Accurately stated: Diversification helps during turmoil, but helps less as what would be expected by using $w^T \Omega w$ as the portfolio variance where the off-diagonal covariances are estimated during tranquil periods.
This is because correlations and covariances change during turmoil, typically increasing. This reduces the benefit of diversification since the off-diagonal elements, $\sigma_{i,j}(t)$, tend to now be larger when $t$ belongs to a turmoil regime.
This is true only up to the point of assets that suffer from contagion. In fact the exact opposite is true for assets that are considered to be safe haven assets, such as gold, some currencies (USD,JPY,CHF,perhaps GBP) and some government fixed income instruments. Here, diversification works better during market turmoil since these assets can be relied on in most cases to increase in value during such conditions.
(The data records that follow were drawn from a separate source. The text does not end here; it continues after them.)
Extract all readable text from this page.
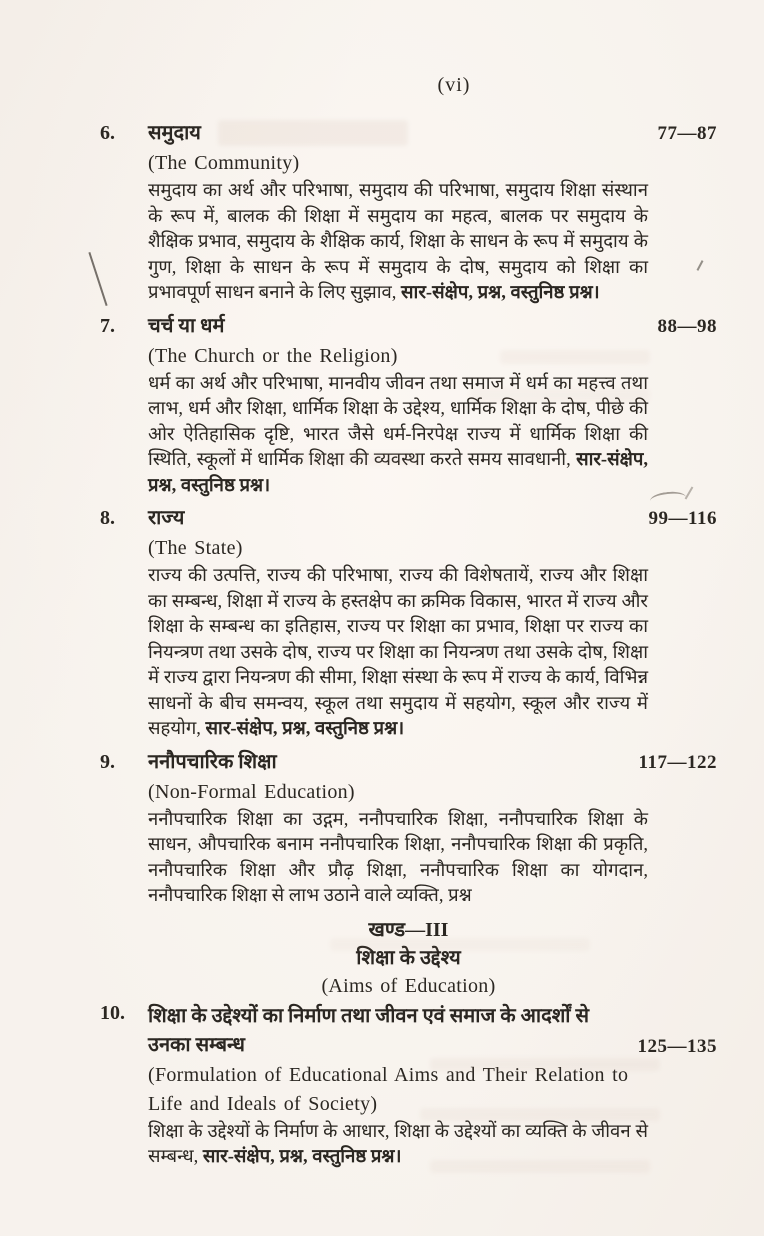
(vi)
6.	समुदाय	77—87
(The Community)

समुदाय का अर्थ और परिभाषा, समुदाय की परिभाषा, समुदाय शिक्षा संस्थान के रूप में, बालक की शिक्षा में समुदाय का महत्व, बालक पर समुदाय के शैक्षिक प्रभाव, समुदाय के शैक्षिक कार्य, शिक्षा के साधन के रूप में समुदाय के गुण, शिक्षा के साधन के रूप में समुदाय के दोष, समुदाय को शिक्षा का प्रभावपूर्ण साधन बनाने के लिए सुझाव, सार-संक्षेप, प्रश्न, वस्तुनिष्ठ प्रश्न।

7.	चर्च या धर्म	88—98
(The Church or the Religion)

धर्म का अर्थ और परिभाषा, मानवीय जीवन तथा समाज में धर्म का महत्त्व तथा लाभ, धर्म और शिक्षा, धार्मिक शिक्षा के उद्देश्य, धार्मिक शिक्षा के दोष, पीछे की ओर ऐतिहासिक दृष्टि, भारत जैसे धर्म-निरपेक्ष राज्य में धार्मिक शिक्षा की स्थिति, स्कूलों में धार्मिक शिक्षा की व्यवस्था करते समय सावधानी, सार-संक्षेप, प्रश्न, वस्तुनिष्ठ प्रश्न।

8.	राज्य	99—116
(The State)

राज्य की उत्पत्ति, राज्य की परिभाषा, राज्य की विशेषतायें, राज्य और शिक्षा का सम्बन्ध, शिक्षा में राज्य के हस्तक्षेप का क्रमिक विकास, भारत में राज्य और शिक्षा के सम्बन्ध का इतिहास, राज्य पर शिक्षा का प्रभाव, शिक्षा पर राज्य का नियन्त्रण तथा उसके दोष, राज्य पर शिक्षा का नियन्त्रण तथा उसके दोष, शिक्षा में राज्य द्वारा नियन्त्रण की सीमा, शिक्षा संस्था के रूप में राज्य के कार्य, विभिन्न साधनों के बीच समन्वय, स्कूल तथा समुदाय में सहयोग, स्कूल और राज्य में सहयोग, सार-संक्षेप, प्रश्न, वस्तुनिष्ठ प्रश्न।

9.	ननौपचारिक शिक्षा	117—122
(Non-Formal Education)

ननौपचारिक शिक्षा का उद्गम, ननौपचारिक शिक्षा, ननौपचारिक शिक्षा के साधन, औपचारिक बनाम ननौपचारिक शिक्षा, ननौपचारिक शिक्षा की प्रकृति, ननौपचारिक शिक्षा और प्रौढ़ शिक्षा, ननौपचारिक शिक्षा का योगदान, ननौपचारिक शिक्षा से लाभ उठाने वाले व्यक्ति, प्रश्न

खण्ड—III
शिक्षा के उद्देश्य
(Aims of Education)
10.	शिक्षा के उद्देश्यों का निर्माण तथा जीवन एवं समाज के आदर्शों से उनका सम्बन्ध	125—135
(Formulation of Educational Aims and Their Relation to Life and Ideals of Society)

शिक्षा के उद्देश्यों के निर्माण के आधार, शिक्षा के उद्देश्यों का व्यक्ति के जीवन से सम्बन्ध, सार-संक्षेप, प्रश्न, वस्तुनिष्ठ प्रश्न।
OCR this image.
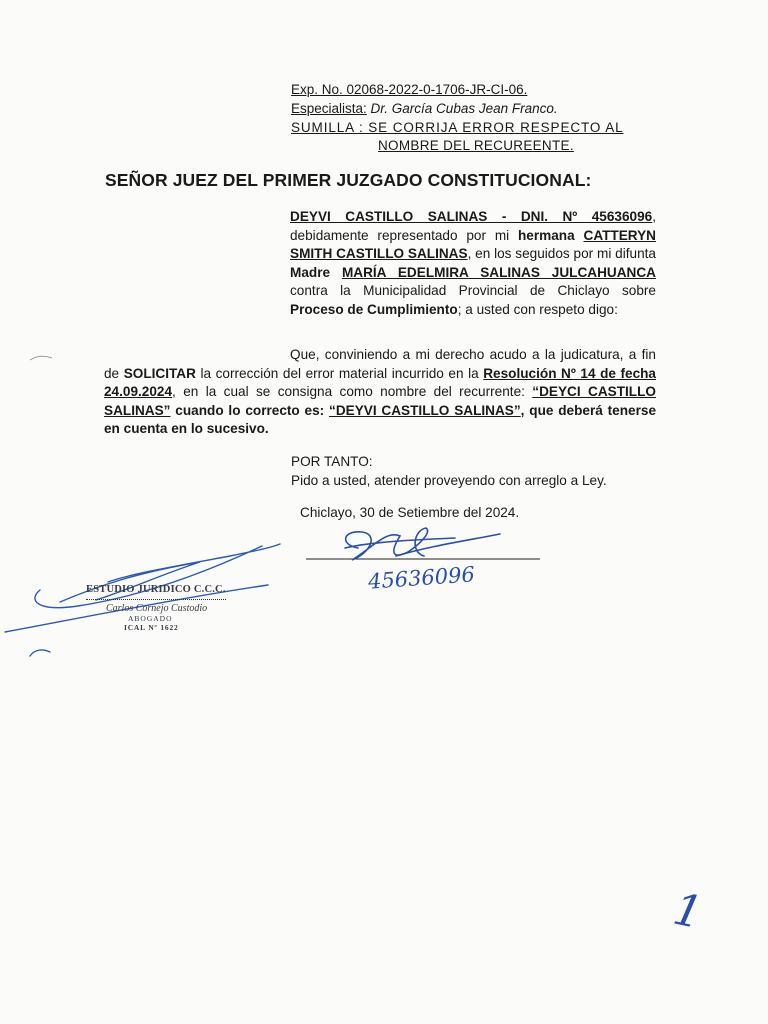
Exp. No. 02068-2022-0-1706-JR-CI-06.
Especialista: Dr. García Cubas Jean Franco.
SUMILLA : SE CORRIJA ERROR RESPECTO AL
NOMBRE DEL RECUREENTE.
SEÑOR JUEZ DEL PRIMER JUZGADO CONSTITUCIONAL:
DEYVI CASTILLO SALINAS - DNI. Nº 45636096, debidamente representado por mi hermana CATTERYN SMITH CASTILLO SALINAS, en los seguidos por mi difunta Madre MARÍA EDELMIRA SALINAS JULCAHUANCA contra la Municipalidad Provincial de Chiclayo sobre Proceso de Cumplimiento; a usted con respeto digo:
Que, conviniendo a mi derecho acudo a la judicatura, a fin de SOLICITAR la corrección del error material incurrido en la Resolución Nº 14 de fecha 24.09.2024, en la cual se consigna como nombre del recurrente: “DEYCI CASTILLO SALINAS” cuando lo correcto es: “DEYVI CASTILLO SALINAS”, que deberá tenerse en cuenta en lo sucesivo.
POR TANTO:
Pido a usted, atender proveyendo con arreglo a Ley.
Chiclayo, 30 de Setiembre del 2024.
ESTUDIO JURIDICO C.C.C.
Carlos Cornejo Custodio
ABOGADO
ICAL Nº 1622
45636096
1
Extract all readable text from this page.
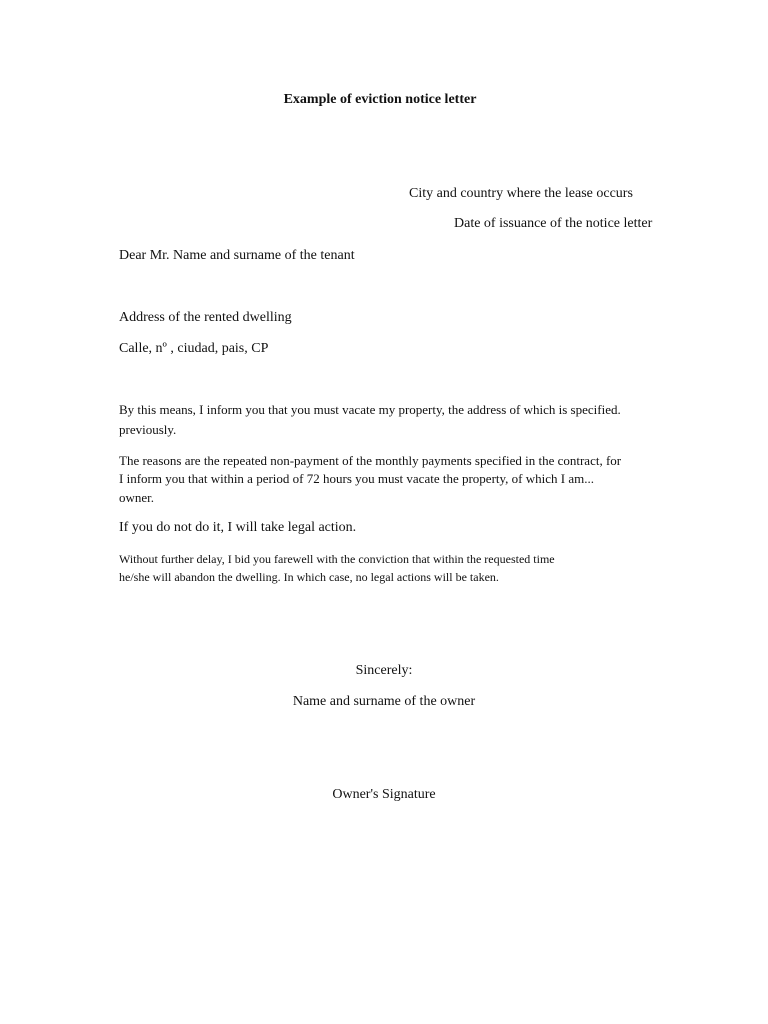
Example of eviction notice letter

City and country where the lease occurs

Date of issuance of the notice letter

Dear Mr. Name and surname of the tenant

Address of the rented dwelling

Calle, nº , ciudad, pais, CP

By this means, I inform you that you must vacate my property, the address of which is specified.

previously.

The reasons are the repeated non-payment of the monthly payments specified in the contract, for

I inform you that within a period of 72 hours you must vacate the property, of which I am...

owner.

If you do not do it, I will take legal action.

Without further delay, I bid you farewell with the conviction that within the requested time

he/she will abandon the dwelling. In which case, no legal actions will be taken.

Sincerely:

Name and surname of the owner

Owner's Signature
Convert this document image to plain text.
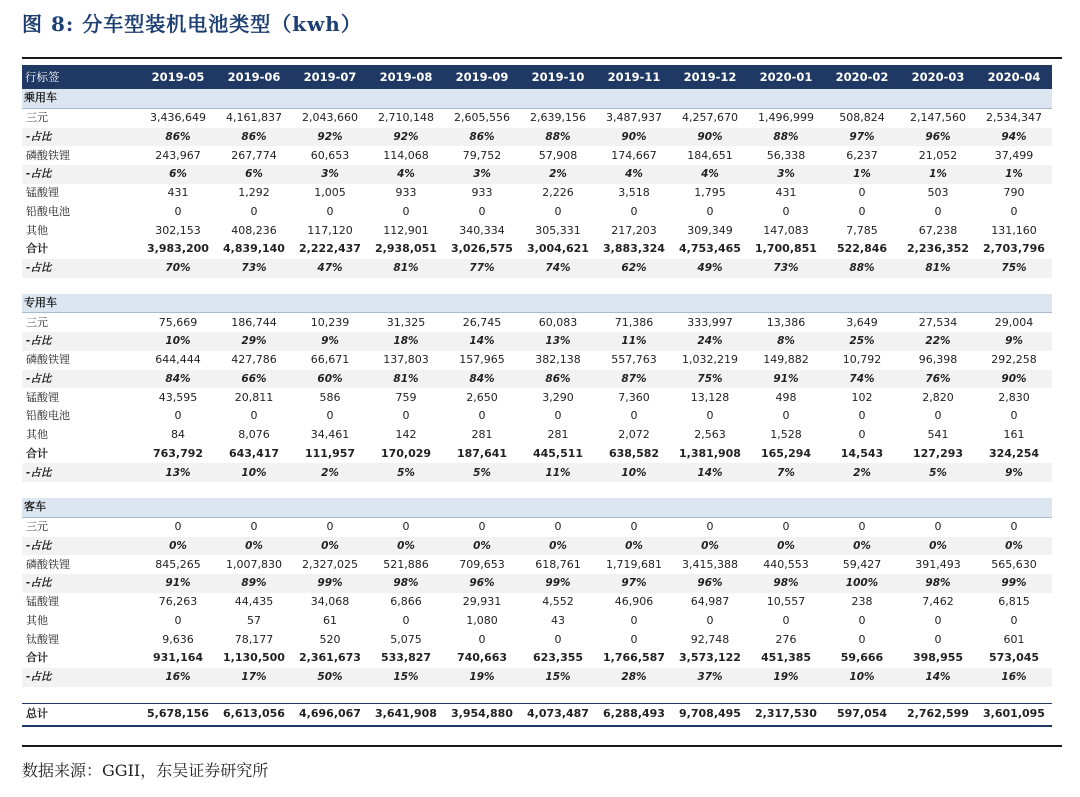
图 8: 分车型装机电池类型（kwh）
行标签	2019-05	2019-06	2019-07	2019-08	2019-09	2019-10	2019-11	2019-12	2020-01	2020-02	2020-03	2020-04
乘用车												
三元	3,436,649	4,161,837	2,043,660	2,710,148	2,605,556	2,639,156	3,487,937	4,257,670	1,496,999	508,824	2,147,560	2,534,347
-占比	86%	86%	92%	92%	86%	88%	90%	90%	88%	97%	96%	94%
磷酸铁锂	243,967	267,774	60,653	114,068	79,752	57,908	174,667	184,651	56,338	6,237	21,052	37,499
-占比	6%	6%	3%	4%	3%	2%	4%	4%	3%	1%	1%	1%
锰酸锂	431	1,292	1,005	933	933	2,226	3,518	1,795	431	0	503	790
铅酸电池	0	0	0	0	0	0	0	0	0	0	0	0
其他	302,153	408,236	117,120	112,901	340,334	305,331	217,203	309,349	147,083	7,785	67,238	131,160
合计	3,983,200	4,839,140	2,222,437	2,938,051	3,026,575	3,004,621	3,883,324	4,753,465	1,700,851	522,846	2,236,352	2,703,796
-占比	70%	73%	47%	81%	77%	74%	62%	49%	73%	88%	81%	75%

专用车												
三元	75,669	186,744	10,239	31,325	26,745	60,083	71,386	333,997	13,386	3,649	27,534	29,004
-占比	10%	29%	9%	18%	14%	13%	11%	24%	8%	25%	22%	9%
磷酸铁锂	644,444	427,786	66,671	137,803	157,965	382,138	557,763	1,032,219	149,882	10,792	96,398	292,258
-占比	84%	66%	60%	81%	84%	86%	87%	75%	91%	74%	76%	90%
锰酸锂	43,595	20,811	586	759	2,650	3,290	7,360	13,128	498	102	2,820	2,830
铅酸电池	0	0	0	0	0	0	0	0	0	0	0	0
其他	84	8,076	34,461	142	281	281	2,072	2,563	1,528	0	541	161
合计	763,792	643,417	111,957	170,029	187,641	445,511	638,582	1,381,908	165,294	14,543	127,293	324,254
-占比	13%	10%	2%	5%	5%	11%	10%	14%	7%	2%	5%	9%

客车												
三元	0	0	0	0	0	0	0	0	0	0	0	0
-占比	0%	0%	0%	0%	0%	0%	0%	0%	0%	0%	0%	0%
磷酸铁锂	845,265	1,007,830	2,327,025	521,886	709,653	618,761	1,719,681	3,415,388	440,553	59,427	391,493	565,630
-占比	91%	89%	99%	98%	96%	99%	97%	96%	98%	100%	98%	99%
锰酸锂	76,263	44,435	34,068	6,866	29,931	4,552	46,906	64,987	10,557	238	7,462	6,815
其他	0	57	61	0	1,080	43	0	0	0	0	0	0
钛酸锂	9,636	78,177	520	5,075	0	0	0	92,748	276	0	0	601
合计	931,164	1,130,500	2,361,673	533,827	740,663	623,355	1,766,587	3,573,122	451,385	59,666	398,955	573,045
-占比	16%	17%	50%	15%	19%	15%	28%	37%	19%	10%	14%	16%

总计	5,678,156	6,613,056	4,696,067	3,641,908	3,954,880	4,073,487	6,288,493	9,708,495	2,317,530	597,054	2,762,599	3,601,095
数据来源：GGII，东吴证券研究所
Thus the statement is true only assuming you are investing in assets that suffer from contagion.
In addition, the extent to which contagion (technically defined as an increase in general comovement - which itself is not technically defined - between asset prices during crises) exists at all not a settled question. I refer you to Forbes and Rigobon (2001) and follow up papers. This is because the fact that $\sigma(t)$ tends to increase during crises causes a bias in $E[(\rho(t))]$ where $\rho$ is the Pearson estimator and $E$ is the expectation. Note that this was the state in mid 2000s, and the literature could have settled the question since then. Wavelets and copulas have both shown it in at least one paper which are not susceptible to such biases in a way that I am aware of; the FB (2001) result is for Pearson's correlation.
From a portfolio management perspective, I recommend looking into time-varying multivariate copulas of the flavour of the Symmetrized Joe-Clayton Copula and later derivatives such as the SCAR in order to calibrate the left-tail comovement during turmoil periods. I am aware of only a very small contagion literature that takes this approach but I feel it is the best approach for this question.
However many practitioners will take a qualitative, and not quantitative approach. Many in the industry actually refuse to rely on any sort of mathematical optimisation due to the estimation error in $E[R(t)]$ and $\hat{\rho(t)}$ (as well as pure ignorance of academic literature since Markowitz), and will instead try to diversify by using a subjective mish-mash of sector exposure, style exposure, factor exposure, country exposure, asset class exposure, and so on. I am not against this approach. This is only possible on the asset-class level optimisation (although this can still be applied at the stock level, for example, by using Black-Litterman).